Main

Candida species are yeasts, many of which live as commensals of animals, including humans. The clinical spectrum of candidiasis can range from superficial infections of the vagina and the respiratory and intestinal tracts to systemic and potentially life-threatening invasive disease in immunocompromised individuals.

Although Candida albicans is the most common pathogenic species, infections with other Candida species are on the rise. In a recent study1, the genomes of eight members of the Candida clade were compared with those of nine pathogenic and non-pathogenic Saccharomyces species. The genome size of the Candida species varies from 10.6 to 15.4 Mb, with each genome encoding 6,000 genes. Intrachromosomal inversions and local rearrangements are found in the otherwise syntenic genomes of four of the five diploid species. Conserved gene order is also maintained in two of the three haploid species, Candida guilliermondii and Debaryomyces hansenii . The pan-genomic comparison identified 21 gene families that are expanded in the pathogenic species, including expansions in the repertoires of extracellular enzymes, transporters and adhesins. In addition, species-specific gene families potentially associated with C. albicans hyphal growth were identified.

Pathogenic fungi exhibit phenomenal diversity in their sexual behaviour. Analysis of the major mating-type loci identified substantial variability in the Candida genomes that were examined. The absence of mating-type loci such as MAT1α and genes involved in regulating meiosis, such as the IME1 locus, in some species suggests there is a high level of plasticity in the meiotic pathways in Candida. This raises questions about our current understanding of the evolution of sexual reproduction in Candida and other yeasts.
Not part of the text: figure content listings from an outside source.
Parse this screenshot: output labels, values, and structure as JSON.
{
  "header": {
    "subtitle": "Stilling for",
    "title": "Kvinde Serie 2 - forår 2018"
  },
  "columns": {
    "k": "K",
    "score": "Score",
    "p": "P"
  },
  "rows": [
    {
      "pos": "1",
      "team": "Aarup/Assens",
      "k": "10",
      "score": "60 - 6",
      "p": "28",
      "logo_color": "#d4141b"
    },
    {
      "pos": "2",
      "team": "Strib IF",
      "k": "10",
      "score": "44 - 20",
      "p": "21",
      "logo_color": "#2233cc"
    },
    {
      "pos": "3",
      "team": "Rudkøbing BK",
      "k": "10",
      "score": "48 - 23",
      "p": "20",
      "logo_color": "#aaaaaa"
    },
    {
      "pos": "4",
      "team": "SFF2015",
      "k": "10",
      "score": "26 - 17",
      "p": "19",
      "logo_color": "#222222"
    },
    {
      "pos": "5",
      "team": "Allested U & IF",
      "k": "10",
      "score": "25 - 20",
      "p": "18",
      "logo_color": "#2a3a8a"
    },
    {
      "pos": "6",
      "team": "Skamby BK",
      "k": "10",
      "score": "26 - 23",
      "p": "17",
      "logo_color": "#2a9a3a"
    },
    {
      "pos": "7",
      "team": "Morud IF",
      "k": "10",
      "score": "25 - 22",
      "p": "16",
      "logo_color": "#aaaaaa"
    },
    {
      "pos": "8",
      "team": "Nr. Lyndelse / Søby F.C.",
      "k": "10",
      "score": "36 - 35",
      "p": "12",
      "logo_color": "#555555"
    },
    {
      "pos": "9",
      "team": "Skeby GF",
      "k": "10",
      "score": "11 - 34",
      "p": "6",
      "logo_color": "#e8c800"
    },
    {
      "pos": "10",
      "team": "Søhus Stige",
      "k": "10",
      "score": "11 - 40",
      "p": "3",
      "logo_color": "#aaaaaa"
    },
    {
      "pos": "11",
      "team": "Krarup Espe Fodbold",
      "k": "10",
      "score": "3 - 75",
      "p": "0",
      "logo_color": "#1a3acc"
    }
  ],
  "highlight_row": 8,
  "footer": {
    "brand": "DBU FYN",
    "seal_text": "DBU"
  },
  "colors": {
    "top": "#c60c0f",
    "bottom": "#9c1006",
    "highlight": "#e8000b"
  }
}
A second recently published paper used an in-depth pairwise comparison to home in on the genomic changes that may have accompanied the evolution of pathogenicity2. As the closest relative of C. albicans, Candida dubliniensis shares many phenotypic characteristics with C. albicans but causes dramatically fewer infections in humans. Its 14.6 Mb genome, although karyotypically distinct, contains 5,758 protein-coding genes that are largely collinear with the C. albicans genome, with 98.1% of genes being positionally conserved. This conservation of genome structure extends even to complex repeat regions such as the subtelomeres, which are regions that are typically devoted to gene families associated with pathogenicity and the evasion of the host immune response in other organisms3. Overall, 168 C. albicans-specific genes were identified, including genes encoding factors that are involved in the yeast-to-hyphal transition, which has been implicated in pathogenesis. The 115 C. dubliniensis pseudogenes that were identified are orthologues of filamentous-growth regulator genes, which have also been connected with pathogenesis.

Surprisingly, however, the authors did not identify large-scale expansion or degeneration of known hypha-promoting genes as the likely cause of the increased pathogenicity of C. albicans. Instead, they suggest that disparities in copy number and the diversification of members of a number of previously uncharacterized gene families are responsible. The authors exemplified this with an in-depth analysis of two gene families, the Ifa family of putative leucine-rich-repeat transmembrane proteins and the Tlo family of putative transcription factors. They concluded that, since speciation from the common ancestor, the C. dubliniensis genetic repertoire has been shaped by gene loss and the creation of pseudogenes, whereas the C. albicans Ifa and Tlo gene families have expanded. Indeed, experimental validation demonstrated that the loss of TLO1 in C. dubliniensis notably reduced hyphal formation in response to serum, a process that could be rescued by a complementation assay.

These two studies illustrate how large-scale, multi-species comparisons can assist our understanding of complex processes such as the evolution of mating behaviour, sexual reproduction and virulence in fungi. They also highlight the advantage of having the finished genome sequence for an organism and the types of questions that can be addressed by draft-quality sequences, a point that is worth remembering as the research community increasingly moves towards investigating genomic variation at the population level.